Context:

Rehabilitative exercises alleviate pain for patients with Patellofemoral pain (PFP); however, no research has analyzed cartilage response after a bout of those athletic activities in patients with PFP.

Objective:

To determine if a single session of rehabilitative exercises alters femoral cartilage morphology.

Design:

Crossover study

Setting:

Research laboratory

Patients or Other Participants:

Twelve participants with PFP (age=21.0±2.0years, height=1.72±0.1, mass=68.7±12.6) and 12 matched healthy participants (age=21.3±2.8, height=1.71±0.1, mass=65.9±12.2) were enrolled.

Intervention(s):

Participants completed treadmill running, lower extremity strengthening exercises and plyometric exercises each for 30 minutes.

Main Outcome Measure(s):

Patient-reported outcomes (PROs) of Visual Analog Scale (VAS), Anterior Knee Pain Scale (AKPS), Knee Injury and Osteoarthritis Outcome Score (KOOS), and Knee Injury and Osteoarthritis Outcome Score for Patellofemoral Pain and Osteoarthritis (KOOSPF) were collected. Femoral cartilage ultrasonographic images were obtained at 140° knee flexion. Ultrasound images were segmented into medial and lateral by the intercondylar notch. Medial and lateral cartilage cross sectional area (CSA; mm2) and echo intensity (EI), defined as the average grayscale from 0 to 255, were analyzed by ImageJ software. The difference between loading conditions were calculated using repeated-measures ANOVA. Spearman's correlation was calculated to find association between cartilage percent change (Δ%) and PROs.

Results:

Pain increased in the PFP group following all loading conditions (p<0.007).

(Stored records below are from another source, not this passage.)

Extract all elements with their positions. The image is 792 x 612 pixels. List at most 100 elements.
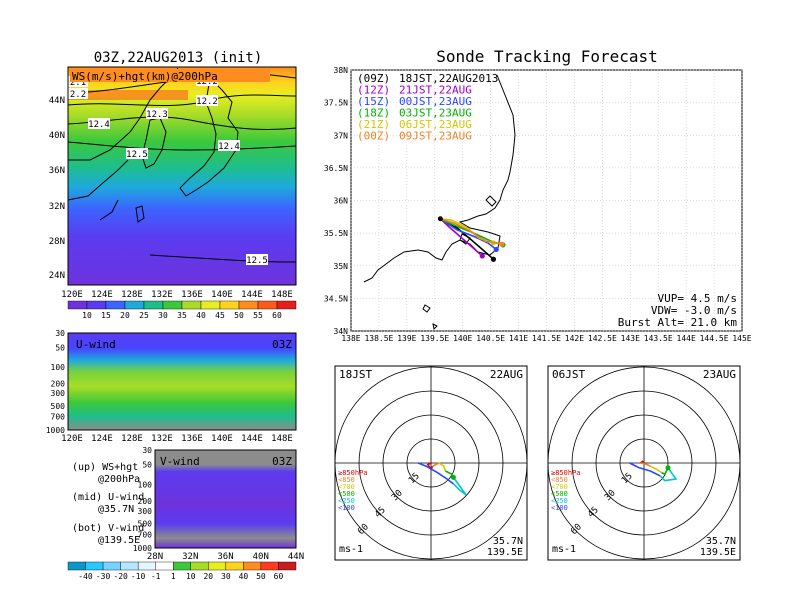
hodo-date: 22AUG: [490, 368, 523, 381]
height-contour: [149, 254, 297, 263]
level-legend: <100: [338, 504, 355, 512]
legend-line: (bot) V-wind: [72, 523, 144, 534]
sonde-track: [440, 218, 502, 245]
contour-label: 12.5: [126, 150, 148, 160]
uwind-time: 03Z: [272, 338, 292, 351]
track-legend-tag: (09Z): [357, 72, 390, 85]
colorbar-swatch: [238, 300, 259, 310]
hodo-time: 18JST: [339, 368, 372, 381]
colorbar-tick-label: -40: [78, 572, 93, 581]
pressure-tick-label: 300: [138, 507, 153, 516]
height-contour: [67, 141, 297, 151]
uwind-lon-axis: 120E 124E 128E 132E 136E 140E 144E 148E: [61, 434, 293, 444]
right-title: Sonde Tracking Forecast: [436, 47, 658, 66]
vwind-frame: [154, 449, 297, 549]
ws-map-lon-axis: 120E 124E 128E 132E 136E 140E 144E 148E: [61, 290, 293, 300]
colorbar-tick-label: 50: [256, 572, 266, 581]
lon-tick-label: 138.5E: [364, 334, 393, 343]
lon-tick-label: 143E: [621, 334, 640, 343]
colorbar-tick-label: 60: [274, 572, 284, 581]
lon-tick-label: 120E: [61, 290, 83, 300]
panel-legend: (up) WS+hgt @200hPa (mid) U-wind @35.7N …: [72, 462, 144, 546]
pressure-tick-label: 100: [138, 480, 153, 489]
lat-tick-label: 44N: [288, 552, 304, 562]
pressure-tick-label: 50: [142, 461, 152, 470]
lon-tick-label: 140E: [453, 334, 472, 343]
lon-tick-label: 140E: [211, 434, 233, 444]
vwind-label: V-wind: [160, 455, 200, 468]
lat-tick-label: 36N: [217, 552, 233, 562]
colorbar-swatch: [278, 561, 297, 571]
colorbar-swatch: [190, 561, 209, 571]
level-legend: ≥850hPa: [551, 469, 581, 477]
colorbar-swatch: [67, 300, 88, 310]
uwind-field: [68, 333, 296, 430]
wind-profile-segment: [432, 462, 440, 467]
vwind-lat-axis: 28N 32N 36N 40N 44N: [147, 552, 304, 562]
colorbar-swatch: [155, 561, 174, 571]
colorbar-tick-label: 20: [120, 311, 130, 320]
wind-profile-segment: [629, 462, 661, 477]
burst-point: [450, 474, 456, 480]
lon-tick-label: 145E: [732, 334, 751, 343]
param-vdw: VDW= -3.0 m/s: [651, 304, 737, 317]
colorbar-swatch: [85, 561, 104, 571]
param-vup: VUP= 4.5 m/s: [658, 292, 737, 305]
colorbar-swatch: [124, 300, 145, 310]
colorbar-swatch: [257, 300, 278, 310]
track-legend: (09Z) 18JST,22AUG2013 (12Z) 21JST,22AUG (15Z…: [357, 72, 498, 143]
lat-tick-label: 37N: [334, 131, 349, 140]
colorbar-tick-label: -30: [96, 572, 111, 581]
lon-tick-label: 124E: [91, 290, 113, 300]
level-legend: <500: [551, 490, 568, 498]
lat-tick-label: 36.5N: [324, 164, 348, 173]
ws-map-label-bg: [70, 69, 270, 82]
hodo-lat: 35.7N: [493, 536, 523, 547]
ws-map-label: WS(m/s)+hgt(km)@200hPa: [72, 70, 218, 83]
track-legend-time: 18JST,22AUG2013: [399, 72, 498, 85]
island-izu: [422, 304, 438, 331]
colorbar-swatch: [86, 300, 107, 310]
landing-point: [490, 256, 497, 262]
track-legend-tag: (12Z): [357, 84, 390, 97]
hodo-unit: ms-1: [552, 544, 576, 555]
pressure-tick-label: 30: [142, 446, 152, 455]
lon-tick-label: 136E: [181, 434, 203, 444]
lon-tick-label: 132E: [151, 290, 173, 300]
colorbar-tick-label: 40: [239, 572, 249, 581]
lon-tick-label: 143.5E: [644, 334, 673, 343]
pressure-tick-label: 100: [51, 363, 66, 372]
lat-tick-label: 32N: [182, 552, 198, 562]
pressure-tick-label: 300: [51, 389, 66, 398]
track-legend-time: 09JST,23AUG: [399, 130, 472, 143]
legend-line: @200hPa: [98, 474, 140, 485]
colorbar-tick-label: 35: [177, 311, 187, 320]
lon-tick-label: 132E: [151, 434, 173, 444]
lat-tick-label: 34N: [334, 327, 349, 336]
colorbar-swatch: [173, 561, 191, 571]
sonde-track: [439, 218, 497, 251]
left-title: 03Z,22AUG2013 (init): [94, 50, 263, 66]
contour-label: 12.5: [246, 256, 268, 266]
lon-tick-label: 124E: [91, 434, 113, 444]
colorbar-swatch: [120, 561, 139, 571]
level-legend: <250: [338, 497, 355, 505]
lon-tick-label: 139.5E: [420, 334, 449, 343]
colorbar-swatch: [243, 561, 262, 571]
pressure-tick-label: 500: [51, 402, 66, 411]
colorbar-swatch: [181, 300, 202, 310]
lat-tick-label: 34.5N: [324, 294, 348, 303]
colorbar-tick-label: 45: [215, 311, 225, 320]
pressure-tick-label: 1000: [46, 426, 65, 435]
contour-label: 12.2: [196, 97, 218, 107]
coastline-taiwan: [135, 205, 145, 223]
lat-tick-label: 28N: [147, 552, 163, 562]
lon-tick-label: 148E: [271, 290, 293, 300]
lat-tick-label: 35.5N: [324, 229, 348, 238]
landing-point: [493, 246, 499, 253]
lon-tick-label: 148E: [271, 434, 293, 444]
lon-tick-label: 140.5E: [476, 334, 505, 343]
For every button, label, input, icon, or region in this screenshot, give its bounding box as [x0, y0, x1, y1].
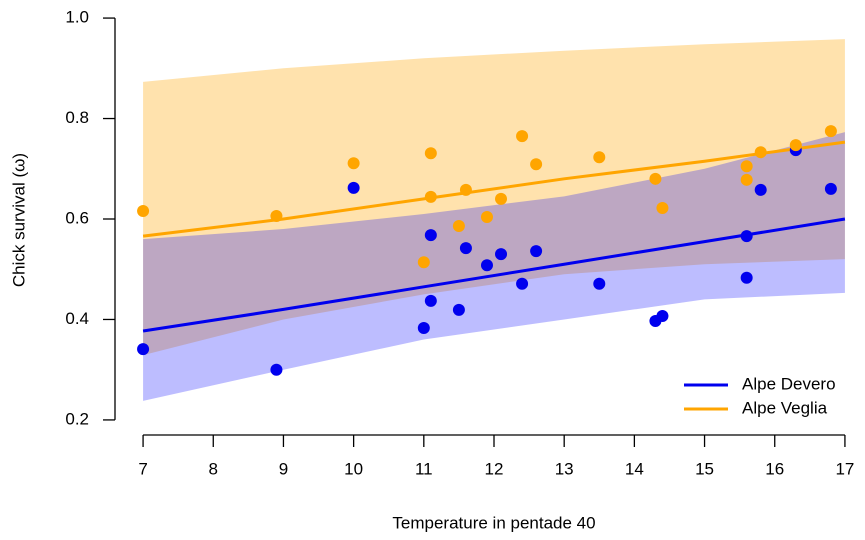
data-point — [530, 245, 543, 258]
fit-line — [142, 140, 846, 238]
data-point — [452, 220, 465, 233]
data-point — [754, 183, 767, 196]
y-tick-label: 0.6 — [65, 208, 89, 227]
data-point — [495, 192, 508, 205]
data-point — [516, 277, 529, 290]
x-tick-label: 17 — [835, 459, 854, 478]
data-point — [459, 242, 472, 255]
x-tick-label: 15 — [695, 459, 714, 478]
data-point — [824, 182, 837, 195]
x-axis-label: Temperature in pentade 40 — [392, 513, 595, 532]
x-tick-label: 10 — [344, 459, 363, 478]
data-point — [459, 183, 472, 196]
data-point — [480, 210, 493, 223]
data-point — [656, 309, 669, 322]
data-point — [789, 139, 802, 152]
data-point — [754, 146, 767, 159]
data-point — [270, 209, 283, 222]
confidence-band — [143, 39, 845, 356]
x-tick-label: 9 — [279, 459, 288, 478]
legend-label: Alpe Veglia — [742, 398, 828, 417]
data-point — [417, 322, 430, 335]
y-tick-label: 0.4 — [65, 309, 89, 328]
data-point — [424, 294, 437, 307]
y-tick-label: 0.8 — [65, 108, 89, 127]
data-point — [137, 204, 150, 217]
legend-label: Alpe Devero — [742, 374, 836, 393]
data-point — [137, 343, 150, 356]
x-tick-label: 14 — [625, 459, 644, 478]
data-point — [452, 303, 465, 316]
data-point — [530, 158, 543, 171]
data-point — [593, 151, 606, 164]
x-tick-label: 16 — [765, 459, 784, 478]
y-axis-label: Chick survival (ω) — [9, 153, 28, 287]
data-point — [740, 160, 753, 173]
data-point — [347, 157, 360, 170]
data-point — [516, 130, 529, 143]
data-point — [417, 256, 430, 269]
data-point — [593, 277, 606, 290]
data-point — [740, 173, 753, 186]
data-point — [649, 172, 662, 185]
x-tick-label: 7 — [138, 459, 147, 478]
data-point — [347, 181, 360, 194]
data-point — [656, 201, 669, 214]
y-tick-label: 0.2 — [65, 409, 89, 428]
data-point — [424, 229, 437, 242]
data-point — [824, 125, 837, 138]
x-tick-label: 13 — [555, 459, 574, 478]
x-tick-label: 8 — [209, 459, 218, 478]
data-point — [495, 248, 508, 261]
fit-line — [142, 217, 846, 333]
data-point — [424, 190, 437, 203]
confidence-band — [143, 132, 845, 401]
x-tick-label: 11 — [415, 459, 433, 478]
x-tick-label: 12 — [485, 459, 504, 478]
data-point — [740, 230, 753, 243]
data-point — [480, 259, 493, 272]
data-point — [740, 271, 753, 284]
data-point — [270, 363, 283, 376]
data-point — [424, 147, 437, 160]
y-tick-label: 1.0 — [65, 8, 89, 27]
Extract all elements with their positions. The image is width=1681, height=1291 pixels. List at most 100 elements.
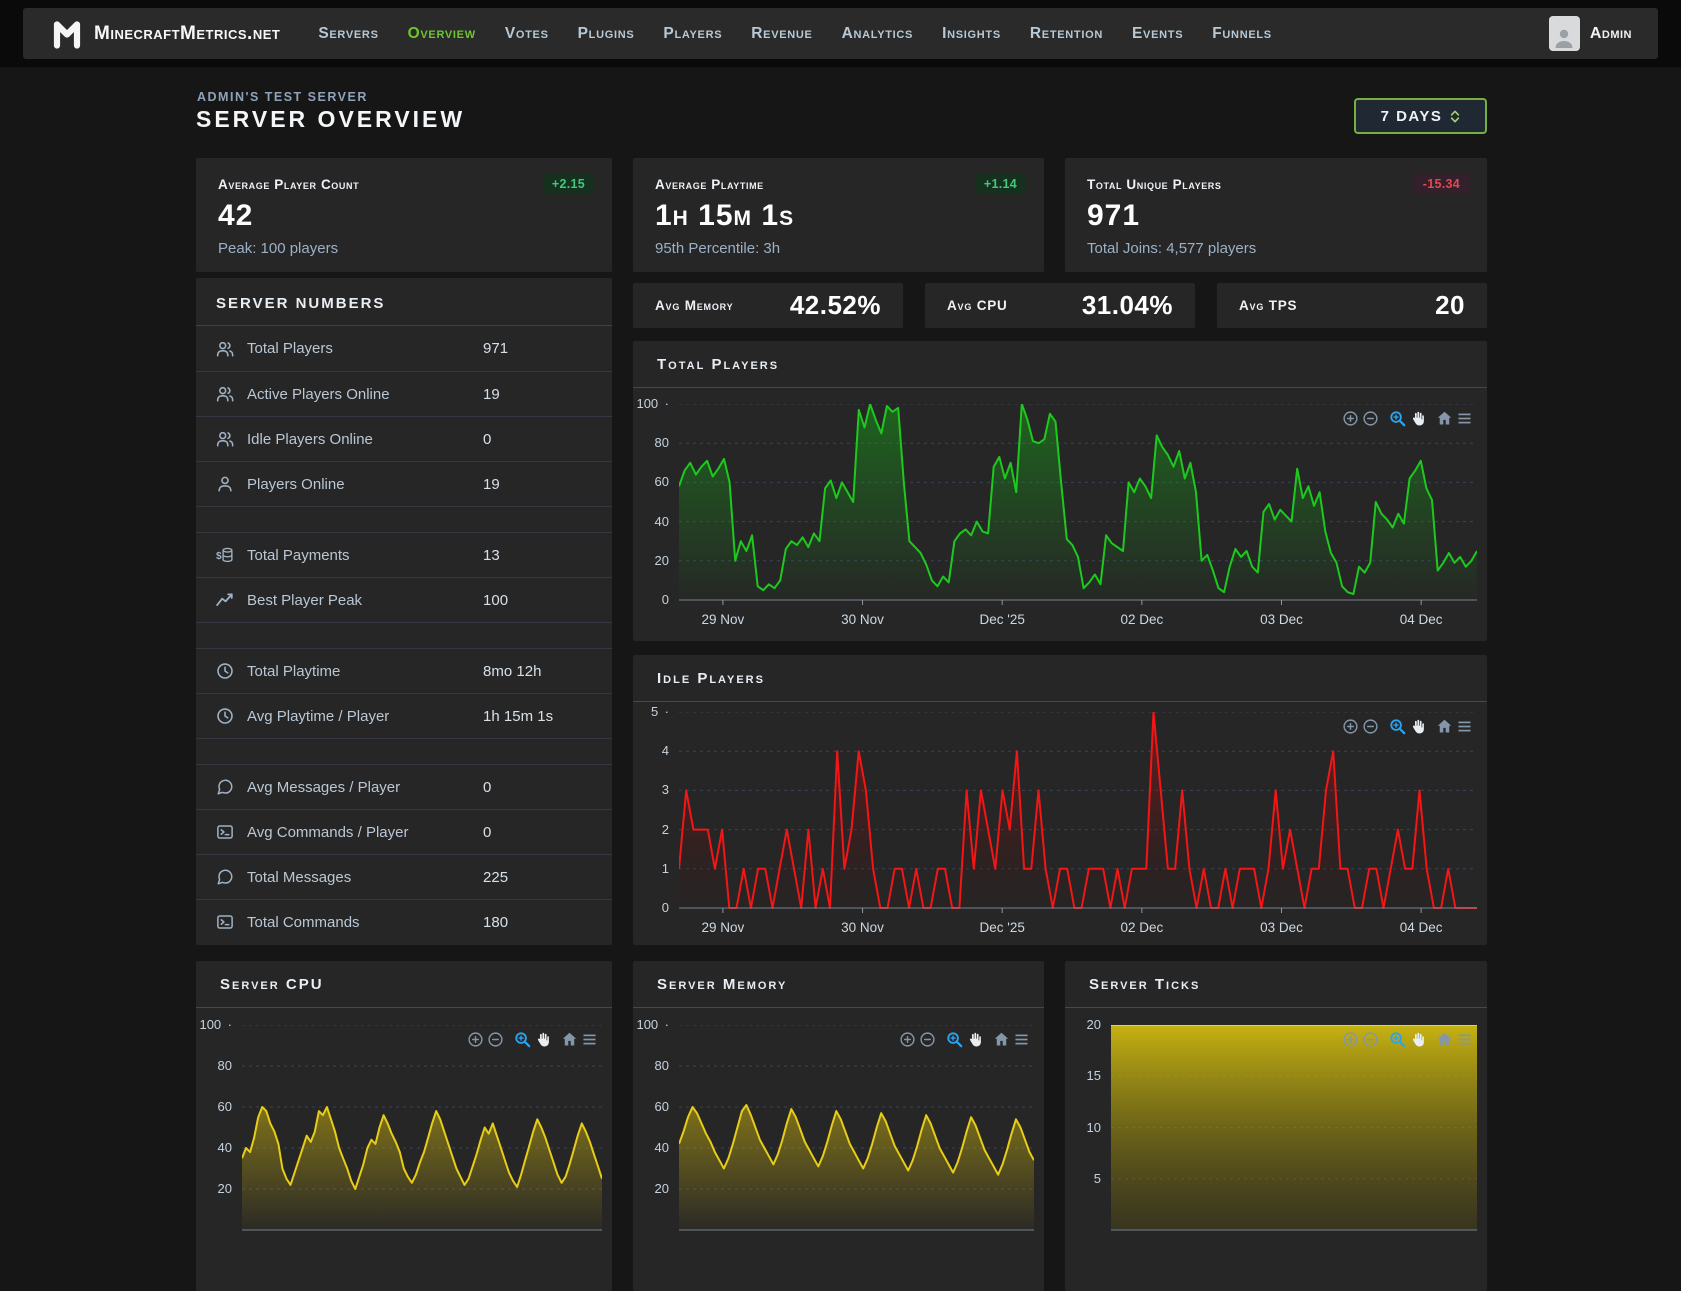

There were no statistically significant differences in cartilage CSA or EI alteration between or within groups (p>0.06). KOOS was negatively associated with Δ% of the lateral femoral cartilage EI following plyometric loading (ρ =−0.87, p=0.001), and AKPS was positively correlated to the Δ% of lateral femoral cartilage EI (ρ =0.57, p=0.05).

Conclusions:

Ultrasound imaging did not identify the cartilaginous deformation following all loading conditions. However, as lateral cartilaginous EI changes were associated with AKPS and KOOS, those questionnaires may be useful to monitor changes of femoral cartilage health.